Conversely (oddly enough), my columns published over the most recent two weeks were what we call non-cancer columns: "Father and Son ‘Twogether’" and "A Tale of Two Seasons," as if a didn’t have a cancer thought on my mind, subconsciously or otherwise, that needed to be written. No feelings – or facts for that matter, about cancer that one might interpret as creepy or curiously prophetic, given the terminal diagnosis with which I live every day. No. Just normal, everyday-type minutiae that those familiar with my first 10 years of columns published in this space (I guess we’ll call them pre-cancer columns now), are likely familiar. Topics ranging from the mundane to the ridiculous, as if I didn’t have a care in the world; certainly not a cancer care, that’s for sure.

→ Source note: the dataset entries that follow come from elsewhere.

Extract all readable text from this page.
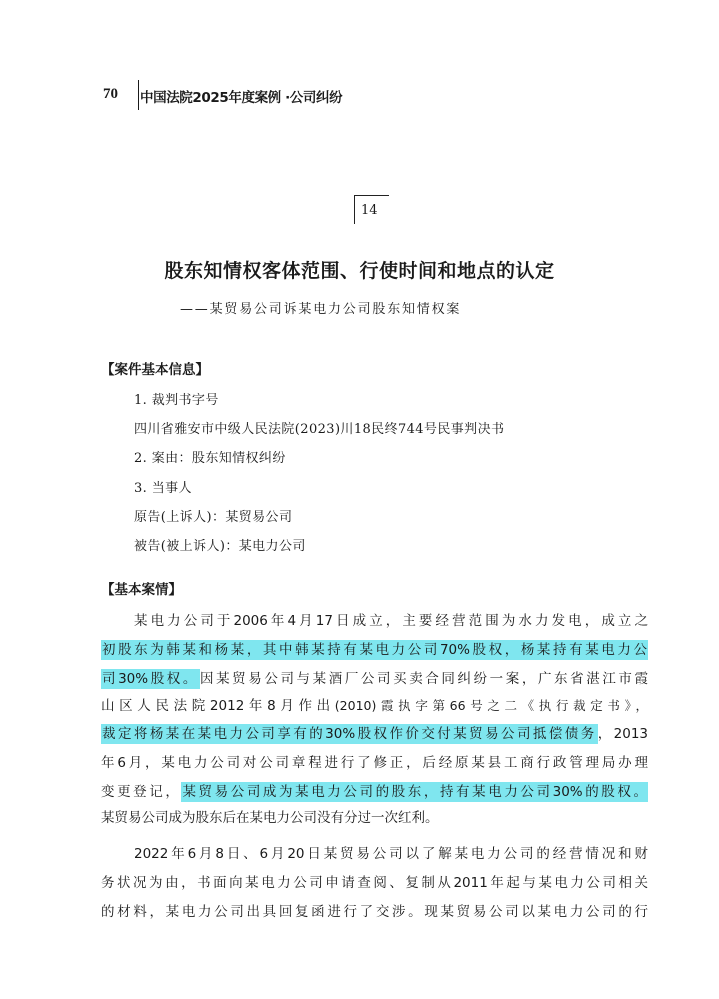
70 中国法院2025年度案例 ·公司纠纷
14
股东知情权客体范围、行使时间和地点的认定
——某贸易公司诉某电力公司股东知情权案
【案件基本信息】
1. 裁判书字号
四川省雅安市中级人民法院(2023)川18民终744号民事判决书
2. 案由：股东知情权纠纷
3. 当事人
原告(上诉人)：某贸易公司
被告(被上诉人)：某电力公司
【基本案情】
某电力公司于2006年4月17日成立，主要经营范围为水力发电，成立之
初股东为韩某和杨某，其中韩某持有某电力公司70%股权，杨某持有某电力公
司30%股权。因某贸易公司与某酒厂公司买卖合同纠纷一案，广东省湛江市霞
山区人民法院2012年8月作出(2010)霞执字第66号之二《执行裁定书》，
裁定将杨某在某电力公司享有的30%股权作价交付某贸易公司抵偿债务，2013
年6月，某电力公司对公司章程进行了修正，后经原某县工商行政管理局办理
变更登记，某贸易公司成为某电力公司的股东，持有某电力公司30%的股权。
某贸易公司成为股东后在某电力公司没有分过一次红利。
2022年6月8日、6月20日某贸易公司以了解某电力公司的经营情况和财
务状况为由，书面向某电力公司申请查阅、复制从2011年起与某电力公司相关
的材料，某电力公司出具回复函进行了交涉。现某贸易公司以某电力公司的行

And so it dawned on me: were these two columns ("Father and Son ‘Twogether’" and "A Tale of Two Seasons") examples of my subconscious mind once again exerting its power over my conscious mind and providing fodder for non-cancer columns because it could? Or was this my subconscious mind telling me to relax and not think so much, especially about the two "thank-you" columns: "I Thought You Were A Goner" and "Thanks, Coach")? Either way, it seemed to me an odd juxtaposition of material over a 4-week period: two columns that contemplated death (sort of) and two other columns which contemplated nothing, really, certainly not death, anyway.

The upshot of which has been to unburden me a little bit, to make me a little less focused on the presumptive path that lies ahead and instead direct me onto an alternative route, one that features more future and less past. I’d like to think I can live like that; I just hope my subconscious mind has no more to say about it.